The Battle of Rangda I (53.3)

Rangda University — Muhimu Shimba, Lion Battalion HQ

Confusion reigned over the Lion Battalion fighters and planners at Rangda University.

Far as they knew, the 1st Motor Rifles Regiment should have remained contained to their base in southern Rangda, but all communications other than foot traffic had been lost to the rest of the 8th Division and to the military command in Council. So there was no way to confirm or broadcast the locations of the enemy’s units. Through foot traffic, they had hoped to link their forces to begin a counteroffensive. This had proven useless, and despite sending dozens of horses out, they had no intelligence. There were maps, but nobody was certain whether anything being pinned to them reflected the real situation.

Everyone suspected it was the 1st Motor Rifles Regiment — who else could it be? — but without visual, without radio, without active confirmation of the enemy, and without any connection to command or to units suspicions were worthless. They could not be acted on.
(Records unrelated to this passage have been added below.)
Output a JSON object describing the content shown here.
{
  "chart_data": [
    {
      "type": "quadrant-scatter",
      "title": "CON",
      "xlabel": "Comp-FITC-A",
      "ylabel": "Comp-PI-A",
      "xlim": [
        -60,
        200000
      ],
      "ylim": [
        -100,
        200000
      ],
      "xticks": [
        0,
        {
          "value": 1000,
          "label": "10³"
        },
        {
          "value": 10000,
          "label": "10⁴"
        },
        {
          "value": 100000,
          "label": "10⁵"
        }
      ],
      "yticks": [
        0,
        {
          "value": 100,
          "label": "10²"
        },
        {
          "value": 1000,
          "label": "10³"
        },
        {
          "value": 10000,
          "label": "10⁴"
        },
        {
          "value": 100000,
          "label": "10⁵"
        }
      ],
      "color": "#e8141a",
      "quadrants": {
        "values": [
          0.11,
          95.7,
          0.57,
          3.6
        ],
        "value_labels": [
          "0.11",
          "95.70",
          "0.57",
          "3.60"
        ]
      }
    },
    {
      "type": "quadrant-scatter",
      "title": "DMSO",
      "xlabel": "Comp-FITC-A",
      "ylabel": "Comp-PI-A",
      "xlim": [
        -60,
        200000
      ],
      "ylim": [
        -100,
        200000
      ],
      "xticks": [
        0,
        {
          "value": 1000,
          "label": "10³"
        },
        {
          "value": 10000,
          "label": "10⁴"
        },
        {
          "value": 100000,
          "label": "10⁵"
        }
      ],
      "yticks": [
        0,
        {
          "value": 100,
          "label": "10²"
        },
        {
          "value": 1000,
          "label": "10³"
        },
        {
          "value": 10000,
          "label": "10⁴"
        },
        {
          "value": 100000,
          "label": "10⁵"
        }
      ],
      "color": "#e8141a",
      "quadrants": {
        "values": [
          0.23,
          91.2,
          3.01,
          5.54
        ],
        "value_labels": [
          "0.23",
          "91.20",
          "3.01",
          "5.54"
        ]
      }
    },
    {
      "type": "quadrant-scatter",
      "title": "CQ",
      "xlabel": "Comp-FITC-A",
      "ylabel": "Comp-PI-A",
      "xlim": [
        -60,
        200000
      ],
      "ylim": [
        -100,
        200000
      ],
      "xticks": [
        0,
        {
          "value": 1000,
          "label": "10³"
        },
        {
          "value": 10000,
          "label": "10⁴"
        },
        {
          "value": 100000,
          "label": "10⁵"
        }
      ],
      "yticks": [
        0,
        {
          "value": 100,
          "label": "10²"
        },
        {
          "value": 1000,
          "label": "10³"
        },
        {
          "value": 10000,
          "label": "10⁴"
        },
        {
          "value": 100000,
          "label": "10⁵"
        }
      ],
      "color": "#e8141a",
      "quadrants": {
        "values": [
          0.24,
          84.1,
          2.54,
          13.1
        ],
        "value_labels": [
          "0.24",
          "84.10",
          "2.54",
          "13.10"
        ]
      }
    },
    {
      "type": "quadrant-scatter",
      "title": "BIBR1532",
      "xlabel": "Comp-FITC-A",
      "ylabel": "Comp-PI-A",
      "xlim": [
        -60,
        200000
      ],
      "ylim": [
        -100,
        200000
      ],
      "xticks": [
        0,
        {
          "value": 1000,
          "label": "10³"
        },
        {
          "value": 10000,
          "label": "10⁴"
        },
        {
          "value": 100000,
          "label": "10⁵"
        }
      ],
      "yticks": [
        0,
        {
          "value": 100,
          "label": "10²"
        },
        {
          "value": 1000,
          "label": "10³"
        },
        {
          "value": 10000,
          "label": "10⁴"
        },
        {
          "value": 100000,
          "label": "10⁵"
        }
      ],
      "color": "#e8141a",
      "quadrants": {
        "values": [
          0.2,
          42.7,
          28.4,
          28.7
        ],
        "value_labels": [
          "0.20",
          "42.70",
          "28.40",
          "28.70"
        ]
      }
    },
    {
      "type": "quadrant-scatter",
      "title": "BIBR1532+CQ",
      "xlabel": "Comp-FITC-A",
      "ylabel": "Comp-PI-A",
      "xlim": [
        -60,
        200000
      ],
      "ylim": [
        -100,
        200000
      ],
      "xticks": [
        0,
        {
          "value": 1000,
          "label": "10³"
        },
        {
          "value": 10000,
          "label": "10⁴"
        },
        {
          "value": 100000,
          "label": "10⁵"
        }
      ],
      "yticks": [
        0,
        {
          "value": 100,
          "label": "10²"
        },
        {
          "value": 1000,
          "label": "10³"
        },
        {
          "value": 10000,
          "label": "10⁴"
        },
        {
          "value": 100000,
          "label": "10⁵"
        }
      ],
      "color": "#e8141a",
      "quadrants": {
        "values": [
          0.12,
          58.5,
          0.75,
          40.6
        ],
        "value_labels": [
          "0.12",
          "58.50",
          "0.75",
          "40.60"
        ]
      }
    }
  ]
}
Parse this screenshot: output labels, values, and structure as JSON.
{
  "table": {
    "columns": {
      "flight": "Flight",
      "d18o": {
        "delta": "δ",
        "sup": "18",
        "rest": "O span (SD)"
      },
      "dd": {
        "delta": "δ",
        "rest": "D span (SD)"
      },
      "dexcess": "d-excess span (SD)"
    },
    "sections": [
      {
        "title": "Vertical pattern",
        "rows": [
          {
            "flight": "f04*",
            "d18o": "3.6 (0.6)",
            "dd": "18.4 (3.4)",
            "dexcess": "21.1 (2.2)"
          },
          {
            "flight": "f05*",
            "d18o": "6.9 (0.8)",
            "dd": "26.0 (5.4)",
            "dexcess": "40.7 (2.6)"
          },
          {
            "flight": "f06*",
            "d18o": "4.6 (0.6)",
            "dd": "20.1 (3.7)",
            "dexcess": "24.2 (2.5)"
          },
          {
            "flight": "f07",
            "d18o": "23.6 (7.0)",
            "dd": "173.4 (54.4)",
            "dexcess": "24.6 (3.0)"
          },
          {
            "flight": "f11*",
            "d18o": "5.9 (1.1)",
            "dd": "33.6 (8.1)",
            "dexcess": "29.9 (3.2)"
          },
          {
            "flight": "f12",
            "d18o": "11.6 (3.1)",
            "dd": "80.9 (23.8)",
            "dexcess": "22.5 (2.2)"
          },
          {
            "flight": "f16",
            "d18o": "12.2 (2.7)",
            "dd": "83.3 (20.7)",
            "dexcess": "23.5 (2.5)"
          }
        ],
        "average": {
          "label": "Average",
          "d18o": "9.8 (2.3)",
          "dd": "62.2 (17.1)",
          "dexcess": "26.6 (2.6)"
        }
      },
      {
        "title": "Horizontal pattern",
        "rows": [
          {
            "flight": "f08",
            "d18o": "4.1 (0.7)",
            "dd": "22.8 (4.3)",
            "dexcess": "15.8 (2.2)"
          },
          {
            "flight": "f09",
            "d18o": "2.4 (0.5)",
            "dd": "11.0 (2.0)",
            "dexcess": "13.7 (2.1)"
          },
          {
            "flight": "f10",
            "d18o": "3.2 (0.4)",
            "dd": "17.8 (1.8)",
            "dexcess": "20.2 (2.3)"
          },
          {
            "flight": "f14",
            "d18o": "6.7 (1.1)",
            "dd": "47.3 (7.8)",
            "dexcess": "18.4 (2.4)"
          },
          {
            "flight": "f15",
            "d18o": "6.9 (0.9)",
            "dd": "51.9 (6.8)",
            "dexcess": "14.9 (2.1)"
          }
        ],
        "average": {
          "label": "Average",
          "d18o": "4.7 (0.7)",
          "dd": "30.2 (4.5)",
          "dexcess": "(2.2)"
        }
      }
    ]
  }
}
Lt. “Lionheart” Badir knew only that most of his couriers were not coming back, and that those who did were the ones who did not travel far and did not see enemy movement, and therefore could not organize any sort of attack in any useful direction. At best they heard gunfire somewhere in the distance, but that too was useless. He had attempted to launch artillery on areas thought to be threatened by an enemy advance, based on perceptions of gunfire direction and trails in the sky and other similar forms of divination, but he had no way of knowing the effects or correct his fire, so the impetus to shoot was utterly lost.

Instead of using them as artillery, he had his 122mm guns latched onto horses and readied to drive out to meet the enemy. Fortresses were worthless — this was the era of the assault troops! Liuetenant Badir hoped to gather all of his remaining forces and launch a bold counterattack through University and down the Northern roads.

His preparations for battle were slow, tentative; until one particular horseman returned.

“Sir!”

Arriving at the edge of Muhimu Shimba in a stout cavalry horse of old, 1st Sergeant Arando swung his steed around a line of parked artillery guns and dismounted swiftly. He saluted. He was the kind of man Badir appreciated. Tall, gallant, with a thick beard and cropped head, large arms and long legs, black as the night. Like Badir, he had taken up his sabre in mutiny against Solstice in 2026. He was the courier Badir knew to expect back.

“At ease, Sergeant.” Badir said. He smiled, and approached for a shake of the hand.

Arando did not move. He cast eyes aside and heaved a sigh.

He was not alone in Muhimu Shimba.

Behind his horse, Badir spotted a second rider, and farther behind, a line of men and women arriving, many wounded, most disarmed. At first, Badir wanted to think that Arando had defeated a column and caught prisoners. But he knew these were his men and women. They all shared the same uniform with the 1st Motor Rifles Regiment, and Arando, despite his bravery, lacked the combat power to defeat any enemy unit alone.

Badir did not ask from where they came. It could only mean that several of his roadblocks had been broken, and the platoon-level unit of disparate soldiers arriving at the park were all the remained of these fortifications. They made their way back, having discarded their weapons and vanished into the urban thickets, dispersing into alleyways to hurry north.

“Sir, we have at least sixty survivors from battle with the 1st Motor Rifles Regiment. They are still able and willing to fight, but they are shaken. I advise we have them build–”

Badir raised his hand to quiet Arando.

“Rearm them. We’re not building more fucking forts.” He interjected.

“Sir?” Arando asked.

Badir turned around and moved deeper into the park woodland without answer.

Arando followed him.

Several dozen meters into the treeline, Badir arrived at a massive object beneath a tarp bound to the floor by poles. It was over nine meters long and four meters tall, dwarfing the men in stature. Badir beheld it with a grin. He had been hiding it, in case the enemy had an air force to speak of. Air attack was the only weakness of his great weapon.

Beneath that tarp was a tank with more firepower than any Ayvarta had ever seen.

“To think, Arando, that they chose that little girl Ravan’s tank design over Orabe’s!”

Arando stroked his own beard in confusion.

“Orabe? Sir, you have a tank designed by Orabe? I thought he was–”

“Disgraced? Yes. But still a genius. He gave us an invaluable tool.”

Badir turned over his shoulder, casting an intense look at his subordinate.

“Will you gather your cavalry and join me on the assault, my friend?” He asked.

Arando had a dark look on his face, but he did not immediately deny him.

That was enough for Badir.

He turned back around and began to extricate his ultimate weapon from its bonds.

Soon the Yotun would roar to life and his enemy would be crushed under its treads.

Badir The Lionheart would cower in Rangda University no longer.